Note: I wrote the following note over a year ago, but only recently decided to send it to my newsletter. I’m not sure why I sat on it so long. Your [respectful] thoughts are welcome on Twitter.
Empathy doesn’t always come easy, but it goes a very long way toward building trust with those around you. I’ve seen many well-intentioned people lose the trust of their peers because they fail to communicate with empathy. Perhaps they rush when replying to a message, or they fail to set aside frustration with a decision they believe should have gone a different way. In many cases this is a matter of differently weighed trade offs or a misunderstanding about who is empowered to make a decision. It turns out these things are sometimes unclear.
It’s important to take a step back in moments like these to get a broader view of the situation: try to understand the position the other person is in, their priorities, how they may be weighing trade offs differently from you, whether they have context you don’t, and who should make the decision. Afterward, think about how to move the conversation forward in a way that’s constructive in the short and long term. Be direct, but diplomatic and try to address their concerns directly.
I understand using light gray for the text color here is important to you because it matches our logo, but it’s really important that the contrast is high so people with colorblindness can read it.
This example is intentionally low key — let’s set that aside. We start by showing empathy for our colleague’s point of view. We tell them we understand their concern and attempt to repeat it. This gives them a chance to correct us if there’s a misunderstanding on our part. We then share our proposed decision and the explicit trade offs we’ve made. In the first example above, we posited accessibility was more important than whether text color matches our logo color. Making implicit value judgements about trade offs explicit is key to building understanding.
If we don’t understand the concern then we ask clarifying questions.
I want to make sure I understand your concern. Are you worried about whether the text color matches the logo, or are you generally worried about brand guidelines? Is it something else?
Earlier I said to be “constructive in the short and long term” but what I really mean is if you treat people poorly then they will not want to work with you. If you do this repeatedly then you’ll have a bad reputation and, in turn, your effectiveness will go down over time as more teammates view working with you as a burden.
You might have been told to “disagree and commit” at some point in your career. Knowing when to fold ‘em, as they say (whoever “they” are), is an important tool in maintaining trust long term and maximizing your effectiveness at work. When deciding whether you should disagree and commit you should consider the long and short term ramifications of a decision and whether you’re the person empowered to make the decision. For instance, if the decision is regarding something like the naming of an internal API then arguing until you get your way is going to erode some amount of trust from your teammate(s). Over time situations like this will cause you to be seen as an inflexible person. On the other hand, advocating for something like maintaining or increasing user privacy is likely really important and is worth fighting for.
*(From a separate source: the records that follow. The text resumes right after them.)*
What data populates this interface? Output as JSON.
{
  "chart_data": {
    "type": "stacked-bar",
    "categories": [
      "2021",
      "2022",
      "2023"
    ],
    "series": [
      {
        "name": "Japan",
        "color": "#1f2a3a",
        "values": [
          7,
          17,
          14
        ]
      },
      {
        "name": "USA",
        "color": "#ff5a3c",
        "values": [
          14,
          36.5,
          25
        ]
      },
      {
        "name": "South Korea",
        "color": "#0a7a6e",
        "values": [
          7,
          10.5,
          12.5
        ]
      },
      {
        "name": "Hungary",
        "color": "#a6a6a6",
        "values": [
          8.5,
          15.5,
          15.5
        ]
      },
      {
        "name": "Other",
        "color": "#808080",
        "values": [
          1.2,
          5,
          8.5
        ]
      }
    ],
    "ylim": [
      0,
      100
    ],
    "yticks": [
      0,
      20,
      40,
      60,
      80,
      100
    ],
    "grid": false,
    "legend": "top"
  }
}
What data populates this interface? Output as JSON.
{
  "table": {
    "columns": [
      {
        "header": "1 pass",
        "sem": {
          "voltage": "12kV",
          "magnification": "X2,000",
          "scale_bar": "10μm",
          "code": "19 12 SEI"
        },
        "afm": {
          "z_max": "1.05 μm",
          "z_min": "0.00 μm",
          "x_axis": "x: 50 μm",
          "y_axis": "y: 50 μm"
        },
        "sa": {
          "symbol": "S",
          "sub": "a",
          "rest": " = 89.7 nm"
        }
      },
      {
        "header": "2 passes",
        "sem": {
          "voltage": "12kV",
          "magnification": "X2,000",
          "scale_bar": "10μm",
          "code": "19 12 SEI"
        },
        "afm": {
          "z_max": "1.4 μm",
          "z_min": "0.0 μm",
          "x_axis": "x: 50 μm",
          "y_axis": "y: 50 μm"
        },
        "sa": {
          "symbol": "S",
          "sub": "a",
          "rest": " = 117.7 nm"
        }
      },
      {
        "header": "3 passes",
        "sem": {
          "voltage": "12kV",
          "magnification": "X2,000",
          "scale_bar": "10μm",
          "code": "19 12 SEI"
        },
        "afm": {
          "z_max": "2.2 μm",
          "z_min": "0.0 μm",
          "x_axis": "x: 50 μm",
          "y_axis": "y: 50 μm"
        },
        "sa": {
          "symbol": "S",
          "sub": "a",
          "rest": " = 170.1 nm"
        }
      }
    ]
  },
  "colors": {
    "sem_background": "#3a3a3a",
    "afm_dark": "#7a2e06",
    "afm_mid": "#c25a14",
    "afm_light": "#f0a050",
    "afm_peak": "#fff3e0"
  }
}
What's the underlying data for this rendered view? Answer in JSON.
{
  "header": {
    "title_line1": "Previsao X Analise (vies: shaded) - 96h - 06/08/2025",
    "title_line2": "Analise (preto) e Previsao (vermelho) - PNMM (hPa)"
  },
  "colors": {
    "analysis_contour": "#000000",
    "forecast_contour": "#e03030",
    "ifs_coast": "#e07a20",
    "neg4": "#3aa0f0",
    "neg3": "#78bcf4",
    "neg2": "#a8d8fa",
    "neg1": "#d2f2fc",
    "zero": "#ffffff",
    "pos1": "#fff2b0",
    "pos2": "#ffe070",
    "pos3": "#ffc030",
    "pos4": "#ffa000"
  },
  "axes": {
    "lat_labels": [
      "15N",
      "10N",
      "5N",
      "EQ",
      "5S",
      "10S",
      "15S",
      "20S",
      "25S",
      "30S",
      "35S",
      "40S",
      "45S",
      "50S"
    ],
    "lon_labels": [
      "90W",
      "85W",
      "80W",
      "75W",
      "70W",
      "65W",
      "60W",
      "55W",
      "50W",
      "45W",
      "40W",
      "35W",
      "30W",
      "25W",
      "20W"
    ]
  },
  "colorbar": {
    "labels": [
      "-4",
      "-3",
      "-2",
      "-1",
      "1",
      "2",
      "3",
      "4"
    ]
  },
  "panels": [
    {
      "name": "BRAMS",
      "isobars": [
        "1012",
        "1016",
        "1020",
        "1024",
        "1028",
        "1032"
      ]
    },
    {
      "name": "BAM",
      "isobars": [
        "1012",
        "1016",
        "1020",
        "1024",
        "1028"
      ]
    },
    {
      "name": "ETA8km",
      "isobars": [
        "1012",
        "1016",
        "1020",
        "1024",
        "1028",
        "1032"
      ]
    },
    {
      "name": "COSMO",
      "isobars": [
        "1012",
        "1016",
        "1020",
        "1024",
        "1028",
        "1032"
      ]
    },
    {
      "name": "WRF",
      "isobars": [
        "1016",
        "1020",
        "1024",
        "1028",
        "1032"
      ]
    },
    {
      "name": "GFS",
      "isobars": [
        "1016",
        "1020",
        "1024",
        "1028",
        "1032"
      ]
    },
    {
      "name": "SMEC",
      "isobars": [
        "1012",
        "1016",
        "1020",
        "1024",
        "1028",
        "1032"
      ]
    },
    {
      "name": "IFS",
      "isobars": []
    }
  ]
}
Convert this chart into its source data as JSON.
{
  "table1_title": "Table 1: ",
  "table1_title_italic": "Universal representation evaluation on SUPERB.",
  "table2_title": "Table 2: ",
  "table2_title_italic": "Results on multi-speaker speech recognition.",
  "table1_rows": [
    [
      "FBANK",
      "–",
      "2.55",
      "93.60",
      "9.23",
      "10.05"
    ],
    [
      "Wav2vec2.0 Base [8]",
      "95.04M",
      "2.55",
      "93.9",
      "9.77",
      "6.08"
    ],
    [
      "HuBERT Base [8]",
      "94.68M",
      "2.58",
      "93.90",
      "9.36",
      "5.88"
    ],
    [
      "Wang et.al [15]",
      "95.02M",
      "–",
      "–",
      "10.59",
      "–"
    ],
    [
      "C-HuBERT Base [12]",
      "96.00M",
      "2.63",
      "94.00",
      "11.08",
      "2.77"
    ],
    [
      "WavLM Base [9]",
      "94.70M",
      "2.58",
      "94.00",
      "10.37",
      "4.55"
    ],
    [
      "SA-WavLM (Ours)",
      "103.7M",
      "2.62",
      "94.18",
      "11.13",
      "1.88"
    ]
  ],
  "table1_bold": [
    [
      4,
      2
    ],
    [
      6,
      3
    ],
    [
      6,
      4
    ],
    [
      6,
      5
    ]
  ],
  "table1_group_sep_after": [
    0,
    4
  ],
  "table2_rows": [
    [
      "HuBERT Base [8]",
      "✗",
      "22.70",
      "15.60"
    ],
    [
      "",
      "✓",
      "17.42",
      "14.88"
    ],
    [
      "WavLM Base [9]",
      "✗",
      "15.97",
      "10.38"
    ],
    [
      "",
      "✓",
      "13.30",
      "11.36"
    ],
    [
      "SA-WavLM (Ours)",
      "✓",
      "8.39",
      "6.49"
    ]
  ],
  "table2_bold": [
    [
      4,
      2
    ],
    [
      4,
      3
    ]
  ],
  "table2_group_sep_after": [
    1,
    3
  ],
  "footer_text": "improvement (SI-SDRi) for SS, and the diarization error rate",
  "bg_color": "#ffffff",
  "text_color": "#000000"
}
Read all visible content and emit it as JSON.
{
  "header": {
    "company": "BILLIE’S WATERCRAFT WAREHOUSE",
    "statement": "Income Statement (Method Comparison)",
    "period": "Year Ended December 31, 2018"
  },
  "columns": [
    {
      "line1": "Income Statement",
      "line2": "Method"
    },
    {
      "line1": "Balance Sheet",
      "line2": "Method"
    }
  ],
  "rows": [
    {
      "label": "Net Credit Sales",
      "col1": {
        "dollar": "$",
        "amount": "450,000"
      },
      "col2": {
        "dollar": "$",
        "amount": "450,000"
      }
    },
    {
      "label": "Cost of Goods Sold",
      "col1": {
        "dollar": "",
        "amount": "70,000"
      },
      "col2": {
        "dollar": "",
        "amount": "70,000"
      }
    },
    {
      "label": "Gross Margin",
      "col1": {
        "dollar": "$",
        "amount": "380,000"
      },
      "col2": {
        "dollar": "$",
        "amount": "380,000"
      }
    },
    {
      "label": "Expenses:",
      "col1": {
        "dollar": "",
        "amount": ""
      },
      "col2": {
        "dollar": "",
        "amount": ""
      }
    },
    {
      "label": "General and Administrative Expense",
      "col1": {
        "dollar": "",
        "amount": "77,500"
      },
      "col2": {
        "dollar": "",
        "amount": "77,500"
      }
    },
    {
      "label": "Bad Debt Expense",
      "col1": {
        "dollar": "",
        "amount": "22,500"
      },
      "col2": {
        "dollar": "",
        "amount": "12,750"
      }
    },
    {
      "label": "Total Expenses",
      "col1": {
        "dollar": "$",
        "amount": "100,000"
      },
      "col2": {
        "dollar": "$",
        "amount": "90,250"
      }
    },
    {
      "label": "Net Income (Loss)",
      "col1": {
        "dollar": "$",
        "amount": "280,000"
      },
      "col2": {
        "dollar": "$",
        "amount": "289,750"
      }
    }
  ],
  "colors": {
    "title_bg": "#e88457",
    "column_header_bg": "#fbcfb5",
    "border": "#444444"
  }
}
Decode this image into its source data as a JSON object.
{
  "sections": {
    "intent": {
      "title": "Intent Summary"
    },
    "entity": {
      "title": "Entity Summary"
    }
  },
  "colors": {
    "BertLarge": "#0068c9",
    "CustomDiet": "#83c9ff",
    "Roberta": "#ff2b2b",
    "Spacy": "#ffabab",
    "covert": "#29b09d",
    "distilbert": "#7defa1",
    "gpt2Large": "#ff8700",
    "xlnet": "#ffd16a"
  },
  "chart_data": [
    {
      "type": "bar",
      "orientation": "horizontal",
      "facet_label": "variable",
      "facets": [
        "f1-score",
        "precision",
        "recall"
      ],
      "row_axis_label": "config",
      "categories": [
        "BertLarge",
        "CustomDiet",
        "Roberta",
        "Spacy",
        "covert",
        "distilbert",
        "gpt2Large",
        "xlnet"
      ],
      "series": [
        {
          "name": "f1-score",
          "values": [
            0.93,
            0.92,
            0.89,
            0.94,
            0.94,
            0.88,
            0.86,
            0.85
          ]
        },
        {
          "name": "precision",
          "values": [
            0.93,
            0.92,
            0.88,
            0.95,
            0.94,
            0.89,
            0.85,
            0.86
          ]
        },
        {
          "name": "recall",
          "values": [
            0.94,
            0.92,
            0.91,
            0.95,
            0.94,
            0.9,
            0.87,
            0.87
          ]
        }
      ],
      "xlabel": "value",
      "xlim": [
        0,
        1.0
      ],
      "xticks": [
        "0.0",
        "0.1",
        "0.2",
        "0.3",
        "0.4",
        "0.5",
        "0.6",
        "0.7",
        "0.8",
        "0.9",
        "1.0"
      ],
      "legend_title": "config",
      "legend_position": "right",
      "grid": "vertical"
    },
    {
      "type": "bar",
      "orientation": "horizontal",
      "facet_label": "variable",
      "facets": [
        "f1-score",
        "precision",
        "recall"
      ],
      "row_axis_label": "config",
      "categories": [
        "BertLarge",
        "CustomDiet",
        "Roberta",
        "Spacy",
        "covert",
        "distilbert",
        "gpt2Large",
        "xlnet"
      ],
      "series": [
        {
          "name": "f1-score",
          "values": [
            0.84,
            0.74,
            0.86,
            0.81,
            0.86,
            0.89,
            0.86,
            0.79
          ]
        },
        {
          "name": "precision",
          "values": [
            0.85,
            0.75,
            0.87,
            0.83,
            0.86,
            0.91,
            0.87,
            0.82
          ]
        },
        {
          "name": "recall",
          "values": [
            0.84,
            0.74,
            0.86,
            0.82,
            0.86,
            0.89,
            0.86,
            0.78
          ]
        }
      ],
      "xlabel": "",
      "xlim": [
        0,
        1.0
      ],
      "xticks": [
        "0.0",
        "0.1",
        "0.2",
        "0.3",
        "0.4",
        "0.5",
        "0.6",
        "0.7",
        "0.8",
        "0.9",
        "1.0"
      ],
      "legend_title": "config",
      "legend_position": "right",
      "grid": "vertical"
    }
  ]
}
You might also be asked to consult on a decision. This might come in the form of a friend or colleague asking for advice, or some sort of group setting that’s more formal. It’s important to recognize your place in these situations. Are you being asked to give input or are you the decision maker? It’s important to set your expectations accordingly to avoid disappointment if the designated decision maker makes a decision in conflict with your advice. If you don’t understand the decision then ask what trade offs they made or what additional context and inputs they took into account. Remember that they may weigh trade offs differently from you and that’s okay.
If you’re a decision maker asking others for advice, then set their expectations early. Some people may need you to tell them their input is valuable and appreciated, but you are also taking many inputs into account in some broader scope. These people may also need to be told directly that you may make a decision counter to their recommendation if other inputs need to be weighed more heavily. This approach can help avoid needless escalation and conflict.
Resolving conflict is more difficult if there’s not a well-defined decision maker. For example, consider the case where you and a peer have conflicting viewpoints on a decision and you’re at a stalemate after going through the process. In cases like this it’s helpful to bring in a third party to mediate or break the tie. It might also be helpful to consider whether the decision is reversible. If it is, then it’s easier to disagree and commit to move forward. If it doesn’t work out the team can take its lumps and change course. Most decisions are reversible.
A final note: it’s sometimes quite hard to strike the right balance between directness and respectful tone in text. Try talking to your counterpart face to face or video chat if a conversation goes sideways via text chat. It may remind you both there’s a human on the other side of the discussion.
 It’s important to keep ethics in mind here. If you’re fighting to uphold some ethical boundary then it’s always worth continuing to advocate for your position.